Question

The diameter and mass of a planet are double that of Earth. Then the time period of a pendulum at the surface of the planet is how much times of time period at Earth's surface?

Answer 1

Step 1: Given and assume

The diameter and mass of a planet are double that of Earth.

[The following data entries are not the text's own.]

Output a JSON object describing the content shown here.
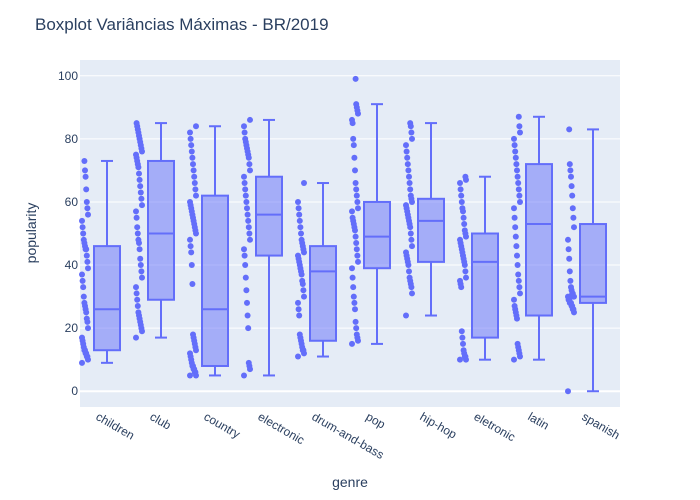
{
  "chart_data": {
    "type": "box",
    "title": "Boxplot Variâncias Máximas - BR/2019",
    "xlabel": "genre",
    "ylabel": "popularity",
    "ylim": [
      -5,
      105
    ],
    "yticks": [
      0,
      20,
      40,
      60,
      80,
      100
    ],
    "grid": true,
    "colors": {
      "box_line": "#636efa",
      "box_fill": "rgba(99,110,250,0.5)",
      "plot_bg": "#e5ecf6",
      "text": "#2a3f5f"
    },
    "categories": [
      "children",
      "club",
      "country",
      "electronic",
      "drum-and-bass",
      "pop",
      "hip-hop",
      "eletronic",
      "latin",
      "spanish"
    ],
    "boxes": [
      {
        "genre": "children",
        "min": 9,
        "q1": 13,
        "median": 26,
        "q3": 46,
        "max": 73,
        "points": [
          9,
          10,
          11,
          11,
          12,
          12,
          13,
          13,
          14,
          15,
          16,
          17,
          20,
          22,
          23,
          25,
          26,
          27,
          28,
          30,
          33,
          35,
          37,
          39,
          41,
          43,
          45,
          45,
          46,
          47,
          48,
          50,
          52,
          54,
          56,
          58,
          60,
          64,
          68,
          70,
          73
        ]
      },
      {
        "genre": "club",
        "min": 17,
        "q1": 29,
        "median": 50,
        "q3": 73,
        "max": 85,
        "points": [
          17,
          19,
          20,
          21,
          22,
          23,
          24,
          25,
          27,
          29,
          31,
          33,
          36,
          38,
          40,
          42,
          45,
          47,
          48,
          50,
          52,
          55,
          57,
          59,
          61,
          63,
          65,
          67,
          69,
          71,
          72,
          73,
          74,
          75,
          76,
          77,
          78,
          79,
          80,
          81,
          82,
          83,
          84,
          85
        ]
      },
      {
        "genre": "country",
        "min": 5,
        "q1": 8,
        "median": 26,
        "q3": 62,
        "max": 84,
        "points": [
          5,
          5,
          6,
          6,
          7,
          7,
          8,
          8,
          9,
          10,
          11,
          12,
          13,
          14,
          15,
          16,
          17,
          18,
          34,
          40,
          44,
          46,
          48,
          50,
          51,
          52,
          53,
          54,
          55,
          56,
          57,
          58,
          59,
          60,
          62,
          64,
          66,
          68,
          70,
          72,
          74,
          76,
          78,
          80,
          82,
          84
        ]
      },
      {
        "genre": "electronic",
        "min": 5,
        "q1": 43,
        "median": 56,
        "q3": 68,
        "max": 86,
        "points": [
          5,
          7,
          8,
          9,
          20,
          24,
          28,
          32,
          36,
          40,
          43,
          45,
          48,
          50,
          52,
          54,
          56,
          58,
          60,
          62,
          64,
          66,
          68,
          70,
          72,
          74,
          75,
          76,
          77,
          78,
          79,
          80,
          82,
          84,
          86
        ]
      },
      {
        "genre": "drum-and-bass",
        "min": 11,
        "q1": 16,
        "median": 38,
        "q3": 46,
        "max": 66,
        "points": [
          11,
          12,
          13,
          13,
          14,
          15,
          16,
          17,
          18,
          24,
          26,
          28,
          30,
          32,
          34,
          35,
          37,
          38,
          39,
          40,
          41,
          42,
          43,
          44,
          45,
          46,
          47,
          48,
          50,
          52,
          54,
          56,
          58,
          60,
          66
        ]
      },
      {
        "genre": "pop",
        "min": 15,
        "q1": 39,
        "median": 49,
        "q3": 60,
        "max": 91,
        "points": [
          15,
          16,
          17,
          18,
          20,
          22,
          26,
          28,
          30,
          33,
          36,
          39,
          41,
          43,
          45,
          47,
          49,
          51,
          52,
          53,
          54,
          55,
          57,
          58,
          60,
          62,
          64,
          66,
          70,
          74,
          78,
          80,
          85,
          86,
          88,
          89,
          90,
          91,
          99
        ]
      },
      {
        "genre": "hip-hop",
        "min": 24,
        "q1": 41,
        "median": 54,
        "q3": 61,
        "max": 85,
        "points": [
          24,
          31,
          33,
          34,
          35,
          36,
          38,
          40,
          41,
          42,
          43,
          44,
          46,
          48,
          50,
          52,
          53,
          54,
          55,
          56,
          57,
          58,
          59,
          60,
          61,
          62,
          64,
          66,
          68,
          70,
          72,
          74,
          76,
          78,
          80,
          82,
          84,
          85
        ]
      },
      {
        "genre": "eletronic",
        "min": 10,
        "q1": 17,
        "median": 41,
        "q3": 50,
        "max": 68,
        "points": [
          10,
          10,
          11,
          11,
          12,
          13,
          15,
          17,
          19,
          33,
          34,
          35,
          36,
          38,
          40,
          41,
          42,
          43,
          44,
          45,
          46,
          47,
          48,
          49,
          50,
          51,
          53,
          55,
          57,
          58,
          60,
          62,
          64,
          66,
          67,
          68
        ]
      },
      {
        "genre": "latin",
        "min": 10,
        "q1": 24,
        "median": 53,
        "q3": 72,
        "max": 87,
        "points": [
          10,
          11,
          12,
          13,
          14,
          15,
          23,
          24,
          25,
          26,
          27,
          29,
          31,
          33,
          35,
          37,
          40,
          43,
          46,
          49,
          52,
          55,
          58,
          60,
          62,
          64,
          66,
          68,
          70,
          72,
          74,
          76,
          78,
          80,
          82,
          84,
          87
        ]
      },
      {
        "genre": "spanish",
        "min": 0,
        "q1": 28,
        "median": 30,
        "q3": 53,
        "max": 83,
        "points": [
          0,
          25,
          26,
          26,
          27,
          27,
          28,
          28,
          28,
          29,
          29,
          30,
          30,
          30,
          31,
          31,
          32,
          33,
          35,
          38,
          42,
          45,
          48,
          52,
          55,
          58,
          62,
          65,
          68,
          70,
          72,
          83
        ]
      }
    ]
  }
}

Let the time period of the planet be $T_p$, g be the acceleration due to gravity, $G$ is the gravitation constant, $M_E$ is the mass of earth, R is the radius of the earth, $R_p$ is the radius of the planet, $M_p$ is the mass of the planet, $T_E$ be the time period of earth

Step 2: Concept used

The time period (T) is given by,

$\mathrm{T}=2\mathrm{\pi }\sqrt{\frac{\mathrm{Displacement}}{\mathrm{Acceleration}}}$

Step 3: Finding the gravity of earth (g)

The gravity of earth (g) will be, $\mathrm{g}=\frac{{\mathrm{GM}}_{\mathrm{E}}}{{\mathrm{R}}^2}$

For the planet, ${\mathrm{M}}_{\mathrm{P}}=2{\mathrm{M}}_{\mathrm{E}}$ and

${\mathrm{R}}_{\mathrm{P}}=2\mathrm{R}$

So, the acceleration due to the gravity of the planet will be,

${\mathrm{g}}_{\mathrm{p}}=\frac{\mathrm{G}\left(2{\mathrm{M}}_{\mathrm{E}}\right)}{{\left(2\mathrm{R}\right)}^2}$

${\mathrm{g}}_{\mathrm{p}}=\frac{\mathrm{g}}{2}$

Step 4: Finding the ratio of the time period

Taking the ratio of the time period, we get

$$\begin{gathered} \frac{{\mathrm{T}}_{\mathrm{p}}}{{\mathrm{T}}_{\mathrm{E}}}=\frac{2\mathrm{\pi }\sqrt{{\displaystyle \frac{\mathrm{y}}{\frac{\mathrm{g}}{2}}}}}{2\mathrm{\pi }\sqrt{\frac{\mathrm{y}}{{\displaystyle g}}}}\mathrm{where}y\mathrm{is}\mathrm{the}\mathrm{displacement} \\ \frac{{\mathrm{T}}_{\mathrm{p}}}{{\mathrm{T}}_{\mathrm{E}}}=\sqrt{2} \\ {\mathrm{T}}_{\mathrm{p}}=\sqrt{2}{\mathrm{T}}_{\mathrm{E}} \end{gathered}$$

Hence, the time period of a pendulum at the surface of the planet is $\sqrt{2}$ times higher than the time period of the earth.